Profil Profesional

Elvyn G. Masassya, Memimpin Transformasi Krusial di Jamsostek dan Pelindo II

Elvyn G. Masassya, Memimpin Transformasi Krusial di Jamsostek dan Pelindo II

Elvyn G. Masassya adalah seorang profesional yang punya karier cemerlang, terutama di ranah lembaga korporasi pemerintah. Lelaki kelahiran Medan, 18 Juni 1967, ini menghabiskan 30 tahun karier profesionalnya di lingkungan BUMN, dengan 17 tahun dari masa karier itu berada di jajaran direksi (board of directors).

“Untuk bisa menjalankan transformasi, kita harus mendapatkan dukungan dari seluruh stakeholder.” (Elvyn G. Masassya)
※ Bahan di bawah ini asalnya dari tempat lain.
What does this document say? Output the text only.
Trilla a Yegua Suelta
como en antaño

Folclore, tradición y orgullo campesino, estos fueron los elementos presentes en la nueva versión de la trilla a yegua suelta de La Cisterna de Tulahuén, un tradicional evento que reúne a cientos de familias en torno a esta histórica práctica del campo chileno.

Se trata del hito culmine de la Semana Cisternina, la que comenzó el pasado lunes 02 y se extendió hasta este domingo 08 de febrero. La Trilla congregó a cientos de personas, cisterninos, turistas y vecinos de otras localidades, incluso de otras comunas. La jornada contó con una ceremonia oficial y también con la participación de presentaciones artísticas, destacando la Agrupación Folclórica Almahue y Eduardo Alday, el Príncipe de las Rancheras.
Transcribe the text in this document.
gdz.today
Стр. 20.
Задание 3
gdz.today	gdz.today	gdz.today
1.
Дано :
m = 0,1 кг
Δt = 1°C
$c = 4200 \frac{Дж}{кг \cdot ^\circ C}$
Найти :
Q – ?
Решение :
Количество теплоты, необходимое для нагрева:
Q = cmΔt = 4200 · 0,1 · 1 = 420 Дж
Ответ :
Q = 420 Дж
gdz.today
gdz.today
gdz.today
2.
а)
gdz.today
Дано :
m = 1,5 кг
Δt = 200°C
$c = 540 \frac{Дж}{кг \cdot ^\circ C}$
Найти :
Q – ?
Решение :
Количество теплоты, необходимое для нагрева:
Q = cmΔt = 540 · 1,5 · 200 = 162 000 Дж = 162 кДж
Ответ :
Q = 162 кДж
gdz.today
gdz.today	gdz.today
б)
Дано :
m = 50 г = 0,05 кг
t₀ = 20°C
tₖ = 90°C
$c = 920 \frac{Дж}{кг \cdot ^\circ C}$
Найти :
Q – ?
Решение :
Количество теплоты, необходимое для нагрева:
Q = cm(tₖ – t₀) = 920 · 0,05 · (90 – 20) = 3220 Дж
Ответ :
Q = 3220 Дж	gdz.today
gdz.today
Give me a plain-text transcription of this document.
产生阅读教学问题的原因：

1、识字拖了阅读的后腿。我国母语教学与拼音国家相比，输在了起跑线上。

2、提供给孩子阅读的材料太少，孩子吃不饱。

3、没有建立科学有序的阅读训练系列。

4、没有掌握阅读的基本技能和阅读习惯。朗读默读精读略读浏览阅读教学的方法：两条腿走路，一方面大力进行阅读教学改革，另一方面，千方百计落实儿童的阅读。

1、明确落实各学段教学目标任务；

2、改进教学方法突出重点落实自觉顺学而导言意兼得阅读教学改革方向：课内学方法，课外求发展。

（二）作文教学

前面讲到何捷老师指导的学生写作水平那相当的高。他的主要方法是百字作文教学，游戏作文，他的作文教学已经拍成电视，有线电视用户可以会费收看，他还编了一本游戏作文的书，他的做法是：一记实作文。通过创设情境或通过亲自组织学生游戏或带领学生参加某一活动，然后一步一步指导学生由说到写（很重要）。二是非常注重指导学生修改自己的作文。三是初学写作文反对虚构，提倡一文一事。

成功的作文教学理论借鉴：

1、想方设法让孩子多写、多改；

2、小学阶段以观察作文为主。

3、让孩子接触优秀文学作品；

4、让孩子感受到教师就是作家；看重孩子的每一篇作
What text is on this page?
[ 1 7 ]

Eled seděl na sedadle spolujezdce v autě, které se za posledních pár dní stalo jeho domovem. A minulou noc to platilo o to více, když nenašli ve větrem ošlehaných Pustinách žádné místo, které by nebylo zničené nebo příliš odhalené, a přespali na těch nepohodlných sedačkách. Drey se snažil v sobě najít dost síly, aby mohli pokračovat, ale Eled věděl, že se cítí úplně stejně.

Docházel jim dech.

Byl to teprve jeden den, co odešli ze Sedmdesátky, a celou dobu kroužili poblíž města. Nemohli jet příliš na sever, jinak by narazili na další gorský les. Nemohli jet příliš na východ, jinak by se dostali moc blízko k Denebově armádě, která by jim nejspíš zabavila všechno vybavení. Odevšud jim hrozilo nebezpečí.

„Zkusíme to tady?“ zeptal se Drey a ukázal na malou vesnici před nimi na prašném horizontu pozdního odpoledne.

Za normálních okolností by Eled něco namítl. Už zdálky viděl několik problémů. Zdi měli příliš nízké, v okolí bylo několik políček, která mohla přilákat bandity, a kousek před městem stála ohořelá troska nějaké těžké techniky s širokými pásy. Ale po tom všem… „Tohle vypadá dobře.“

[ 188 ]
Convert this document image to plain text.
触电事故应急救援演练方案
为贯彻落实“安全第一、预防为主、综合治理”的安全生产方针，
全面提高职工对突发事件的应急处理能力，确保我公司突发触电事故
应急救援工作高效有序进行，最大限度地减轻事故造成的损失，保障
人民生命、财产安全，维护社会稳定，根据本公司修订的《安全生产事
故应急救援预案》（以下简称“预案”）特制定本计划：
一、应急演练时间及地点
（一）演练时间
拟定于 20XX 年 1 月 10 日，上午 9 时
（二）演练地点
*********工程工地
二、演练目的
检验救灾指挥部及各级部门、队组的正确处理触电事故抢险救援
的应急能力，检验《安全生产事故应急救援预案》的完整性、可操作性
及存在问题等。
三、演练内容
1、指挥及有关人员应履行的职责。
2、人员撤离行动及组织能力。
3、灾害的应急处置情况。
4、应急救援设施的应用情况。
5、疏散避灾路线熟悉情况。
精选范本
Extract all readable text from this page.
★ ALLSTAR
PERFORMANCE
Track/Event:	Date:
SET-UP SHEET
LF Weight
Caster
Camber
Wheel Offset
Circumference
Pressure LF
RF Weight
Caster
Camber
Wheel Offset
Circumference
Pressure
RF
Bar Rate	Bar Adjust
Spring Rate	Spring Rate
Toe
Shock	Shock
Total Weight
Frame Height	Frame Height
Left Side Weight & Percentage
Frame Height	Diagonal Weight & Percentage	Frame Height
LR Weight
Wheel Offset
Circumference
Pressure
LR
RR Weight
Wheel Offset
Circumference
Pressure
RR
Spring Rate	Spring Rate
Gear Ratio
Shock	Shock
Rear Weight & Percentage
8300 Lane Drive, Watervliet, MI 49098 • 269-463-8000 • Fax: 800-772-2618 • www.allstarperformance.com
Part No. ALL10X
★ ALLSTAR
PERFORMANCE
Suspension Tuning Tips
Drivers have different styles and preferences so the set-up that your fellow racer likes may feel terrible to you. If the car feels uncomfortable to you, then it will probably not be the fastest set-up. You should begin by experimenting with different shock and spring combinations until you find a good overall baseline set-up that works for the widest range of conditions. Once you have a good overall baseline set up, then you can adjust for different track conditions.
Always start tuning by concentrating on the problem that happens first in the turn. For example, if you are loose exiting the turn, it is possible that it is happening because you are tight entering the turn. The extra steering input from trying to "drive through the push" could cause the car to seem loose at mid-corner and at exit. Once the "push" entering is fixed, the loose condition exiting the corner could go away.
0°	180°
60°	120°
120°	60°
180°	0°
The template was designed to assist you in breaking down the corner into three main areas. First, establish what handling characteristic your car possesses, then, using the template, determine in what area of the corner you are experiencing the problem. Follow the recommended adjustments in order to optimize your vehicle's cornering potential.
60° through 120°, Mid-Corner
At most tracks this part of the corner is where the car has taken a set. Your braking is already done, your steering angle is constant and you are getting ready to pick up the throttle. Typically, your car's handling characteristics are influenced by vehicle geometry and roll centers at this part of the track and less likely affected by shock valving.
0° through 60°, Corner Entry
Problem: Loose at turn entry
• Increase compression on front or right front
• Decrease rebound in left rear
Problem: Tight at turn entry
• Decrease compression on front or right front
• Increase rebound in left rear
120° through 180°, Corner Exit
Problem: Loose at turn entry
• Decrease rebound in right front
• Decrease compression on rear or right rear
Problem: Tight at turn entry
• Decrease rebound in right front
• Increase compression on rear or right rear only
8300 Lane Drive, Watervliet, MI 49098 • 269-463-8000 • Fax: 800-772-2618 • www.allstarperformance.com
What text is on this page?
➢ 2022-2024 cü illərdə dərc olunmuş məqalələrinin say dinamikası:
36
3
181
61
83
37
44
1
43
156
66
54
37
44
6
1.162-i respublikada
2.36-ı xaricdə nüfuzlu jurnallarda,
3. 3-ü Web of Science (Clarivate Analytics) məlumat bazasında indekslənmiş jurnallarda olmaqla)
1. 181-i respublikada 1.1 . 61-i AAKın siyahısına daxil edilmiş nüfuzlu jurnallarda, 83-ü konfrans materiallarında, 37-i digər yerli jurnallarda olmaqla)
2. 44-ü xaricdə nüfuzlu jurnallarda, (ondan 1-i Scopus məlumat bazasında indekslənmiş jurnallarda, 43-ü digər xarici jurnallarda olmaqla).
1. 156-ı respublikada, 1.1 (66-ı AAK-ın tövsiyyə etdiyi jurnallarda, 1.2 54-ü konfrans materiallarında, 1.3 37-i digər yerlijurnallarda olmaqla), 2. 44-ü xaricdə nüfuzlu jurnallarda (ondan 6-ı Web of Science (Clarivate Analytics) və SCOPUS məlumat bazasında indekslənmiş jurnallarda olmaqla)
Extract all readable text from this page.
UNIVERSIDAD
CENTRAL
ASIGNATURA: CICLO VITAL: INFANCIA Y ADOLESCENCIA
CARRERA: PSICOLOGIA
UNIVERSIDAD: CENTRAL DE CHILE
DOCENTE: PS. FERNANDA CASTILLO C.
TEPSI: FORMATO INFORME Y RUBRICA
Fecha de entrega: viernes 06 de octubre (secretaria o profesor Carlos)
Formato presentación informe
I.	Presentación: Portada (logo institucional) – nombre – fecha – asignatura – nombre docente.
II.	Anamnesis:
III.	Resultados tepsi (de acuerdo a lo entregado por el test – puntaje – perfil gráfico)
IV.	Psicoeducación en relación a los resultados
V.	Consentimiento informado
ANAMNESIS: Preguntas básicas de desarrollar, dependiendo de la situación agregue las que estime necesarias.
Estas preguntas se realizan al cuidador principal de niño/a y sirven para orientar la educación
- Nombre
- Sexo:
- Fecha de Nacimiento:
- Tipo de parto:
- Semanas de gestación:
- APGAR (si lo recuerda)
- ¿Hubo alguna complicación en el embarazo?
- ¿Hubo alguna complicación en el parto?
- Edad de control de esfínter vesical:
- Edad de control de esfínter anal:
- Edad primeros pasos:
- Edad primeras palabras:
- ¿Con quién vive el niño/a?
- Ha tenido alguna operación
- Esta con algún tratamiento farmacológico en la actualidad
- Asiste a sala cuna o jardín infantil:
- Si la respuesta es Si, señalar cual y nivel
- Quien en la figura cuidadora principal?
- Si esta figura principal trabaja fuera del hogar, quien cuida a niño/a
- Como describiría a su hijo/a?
Lelaki yang sebelumnya berkarier panjang sebagai bankir ini mencapai jabatan penting ketika ditunjuk pemerintah untuk memimpin PT Jamsostek (Persero), periode Desember 2008-Agustus 2012, yang kemudian berubah menjadi BPJS Ketenagakerjaan —ia pimpin pada periode Agustus 2012-Desember 2015). Selepas dari jabatan itu, ia masih dipercaya untuk memimpin perusahaan pengelola pelabuhan terbesar di Tanah Air, Pelindo II atau IPC (2016-2020).

Selama masa-masa karier profesionalnya itu, terutama ketika menduduki jabatan sebagai CEO di lembaga-lembaga besar tersebut, tentulah ada leadership moment atau situasi paling krusial yang membutuhkan kepiawaian yang tinggi dalam memimpin.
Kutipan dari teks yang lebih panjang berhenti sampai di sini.